This week, Ford and GM announced that they have approved the use of gasoline blends containing up to 15% ethanol for use in their later model cars and light trucks. This means the makers who produce more than a third of the cars and trucks on the road are pushing forward in linking 15% ethanol gas to their vehicles. The Japanese automakers Honda and Toyota and Nissan have not commented yet or taken an official position. It is also notable that Chrysler is resisting the change, advising through their owner's manuals that only ethanol gas blends up to E10 should be used in Chrysler vehicles.
Most auto manufacturers have opposed the blend, warning that gassing up with it will void their vehicle warranties. The auto industry has called for more testing of the new fuel, concerned about the effect a higher concentration of alcohol might have on vehicle engines. Indeed, the rejection of a legal challenge in August by the automakers to E15 appears to have paved the way for a change in their stance towards ethanol. GM is now approving E15 use in 2012 and 2013 model vehicles. Ford approves E15 use in the new 2013 models and, when asked, will admit that they will allow E15 use also in vehicles from 2010, 2011 and 2012.

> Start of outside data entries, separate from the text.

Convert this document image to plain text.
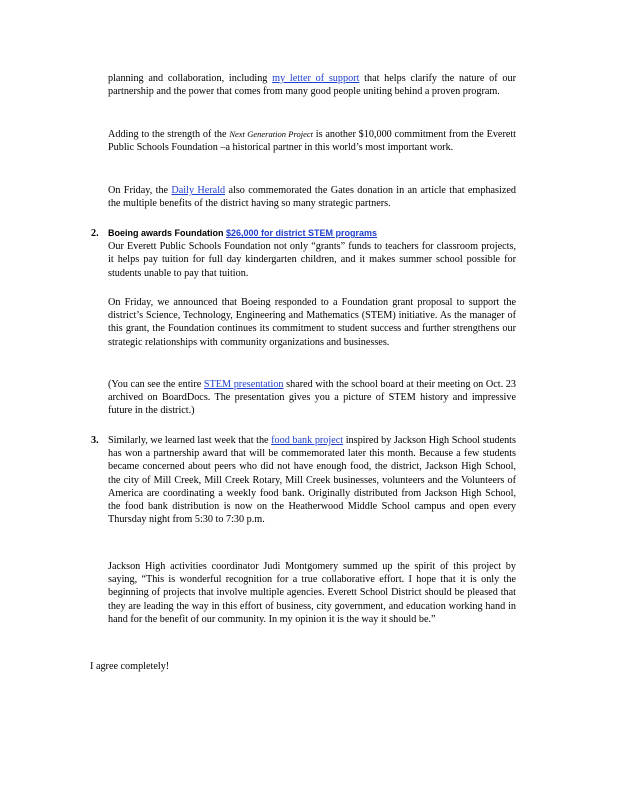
planning and collaboration, including my letter of support that helps clarify the nature of our partnership and the power that comes from many good people uniting behind a proven program.

Adding to the strength of the Next Generation Project is another $10,000 commitment from the Everett Public Schools Foundation –a historical partner in this world’s most important work.

On Friday, the Daily Herald also commemorated the Gates donation in an article that emphasized the multiple benefits of the district having so many strategic partners.

2. Boeing awards Foundation $26,000 for district STEM programs
Our Everett Public Schools Foundation not only “grants” funds to teachers for classroom projects, it helps pay tuition for full day kindergarten children, and it makes summer school possible for students unable to pay that tuition.

On Friday, we announced that Boeing responded to a Foundation grant proposal to support the district’s Science, Technology, Engineering and Mathematics (STEM) initiative. As the manager of this grant, the Foundation continues its commitment to student success and further strengthens our strategic relationships with community organizations and businesses.

(You can see the entire STEM presentation shared with the school board at their meeting on Oct. 23 archived on BoardDocs. The presentation gives you a picture of STEM history and impressive future in the district.)

3. Similarly, we learned last week that the food bank project inspired by Jackson High School students has won a partnership award that will be commemorated later this month. Because a few students became concerned about peers who did not have enough food, the district, Jackson High School, the city of Mill Creek, Mill Creek Rotary, Mill Creek businesses, volunteers and the Volunteers of America are coordinating a weekly food bank. Originally distributed from Jackson High School, the food bank distribution is now on the Heatherwood Middle School campus and open every Thursday night from 5:30 to 7:30 p.m.

Jackson High activities coordinator Judi Montgomery summed up the spirit of this project by saying, “This is wonderful recognition for a true collaborative effort. I hope that it is only the beginning of projects that involve multiple agencies. Everett School District should be pleased that they are leading the way in this effort of business, city government, and education working hand in hand for the benefit of our community. In my opinion it is the way it should be.”

I agree completely!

But it's notable that the consensus among automakers is that they don't like E15 use in vehicles older than 2010. This is in contrast to the EPA's approval of the fuel in 2007 and later models. So who's right? GM will tell you that they don't like 15% ethanol in vehicles prior to 2010 because they performed specific tests with the ethanol blends in a variety of vehicles and found that E15 damages engines in those vehicles from model years 2001 to 2011.
When pressed, GM's recommendation is to consult your owner's manual for your particular vehicle. But since said owner's manuals only recommend ethanol use up to E10, that's GM's roundabout way of telling you not to use E15 without really telling you so.
This post was published on October 2, 2012 and was updated on January 5, 2017.